It was Christmas 1972, the Tourist Office in Marrakech. “You want culture?”, the man behind the desk challenged us (Tom and me. determined we’d scratch beneath the surface of the big city, after several weeks just hanging out in the lesser cities, and countryside, to the north). “Go down to the kazbah”, the man directed. “Smoke some hashish. You’ll get culture.”
What did we encounter in the kazbah? What was it we encountered throughout our three months in Morocco? A world very different from the one we’d come from. A world where people dressed differently, and spoke a different language, of course, and where the architecture came straight from the set of the Arabian Nights – though nothing I’d ever seen in a book prepared me for the vitality and diversity of the souksand the city within the encircling rampart walls.
But more, it was a world where men seemed to predominate, where children worked, and women were obscured from the gaze of strangers (though not in the steam baths, where their unabashed nudity astounded, challenged, we ‘liberated’ young women). It was a world where men whiled away their spare hours smoking their hookahs, drinking mint tea, or sticky coffee, conducting their business, and talking politics, telling stories. Where the call of the Muezzin pulled down the shutters on commerce, and where people lived out their lives to different patterns, to different music, smells …
It was also a world where people laughed, and cried; were concerned and ambitious for their children. Where people struggled to survive against the odds, were eternally curious, unimaginably generous, and forgiving. We middle-class ‘western’ kids were thrown headlong into experiences which would challenge us, and open our eyes to what cultural differences might mean on a personal level.
Morocco, in those three short months, broadened my worldview so I’d never be the same. I’d never again regret a jettisoned ball gown, matching handbags and shoes, not even the pillow that wouldn’t fit, no matter how I tried, into my luggage. More, I began to recognise that although I may have spent my life so far as part of a community of people who shared a common history and language, we all had different traditions, family customs. Indeed, as people, we were all different, and to be different is just fine.

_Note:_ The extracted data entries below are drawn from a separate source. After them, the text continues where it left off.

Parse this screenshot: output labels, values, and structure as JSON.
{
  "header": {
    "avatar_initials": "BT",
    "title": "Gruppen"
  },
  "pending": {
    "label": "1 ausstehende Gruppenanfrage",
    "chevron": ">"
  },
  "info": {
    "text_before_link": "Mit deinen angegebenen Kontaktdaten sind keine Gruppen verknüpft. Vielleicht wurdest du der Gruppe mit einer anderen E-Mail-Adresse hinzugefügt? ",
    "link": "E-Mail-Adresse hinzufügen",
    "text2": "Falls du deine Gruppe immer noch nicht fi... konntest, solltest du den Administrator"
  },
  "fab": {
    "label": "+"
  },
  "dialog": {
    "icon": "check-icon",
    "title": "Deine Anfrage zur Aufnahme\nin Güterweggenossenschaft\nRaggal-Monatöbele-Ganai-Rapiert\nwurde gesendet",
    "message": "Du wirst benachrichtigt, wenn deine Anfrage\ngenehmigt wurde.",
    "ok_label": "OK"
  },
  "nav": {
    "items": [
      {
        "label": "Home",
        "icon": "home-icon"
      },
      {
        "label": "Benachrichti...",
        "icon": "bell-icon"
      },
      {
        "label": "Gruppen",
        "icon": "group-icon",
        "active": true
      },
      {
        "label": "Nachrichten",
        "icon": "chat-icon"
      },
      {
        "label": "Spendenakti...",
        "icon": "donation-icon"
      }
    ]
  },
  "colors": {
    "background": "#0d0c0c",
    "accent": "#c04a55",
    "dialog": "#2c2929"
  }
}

It might also be fine to be different to the M my loving, worried, parents had worked so hard for me to become …
And so began my slow, stumbling journey to discover who I am, and who I wish to be.
I love Marrakech and have been twice. Have you been recently? I wonder how much it has changed since your visit back then!
No, I haven’t but I know it’s changed enormously…. The grove developments, if nothing else, and people at the desk who are proud of their physical and cultural heritage too! How fantastic it would have been for us to have been able to go to concerts and things. Oh well … Perhaps I’ll win the trip that inspired this memory? Keep your fingers crossed for me, please:).
Thank you for your comment & pointing me to this post.. wow.. so vivid .. your words are so beautiful ..
Just watched “The sheltering sky” last night for the first time.. and was completely lost in te art of that film.. I miss everything about Morocco.. and can honestly say, that my latest short trip is a begining of a very long affair.. no matter where I will travel in the world, the road will keep bringing me back to Morocco..
love & light
Aahh – you’ve found one of those places. The places that grab at you and draw you into them … It happened to me first in Spain and I considered moving there, but Franco, and male chauvinism (this was back in the early ’70s) dissuaded me. Thank goodness, for I’m now living out another passion, here in Sri Lanka. Look forward to catching up more in the future.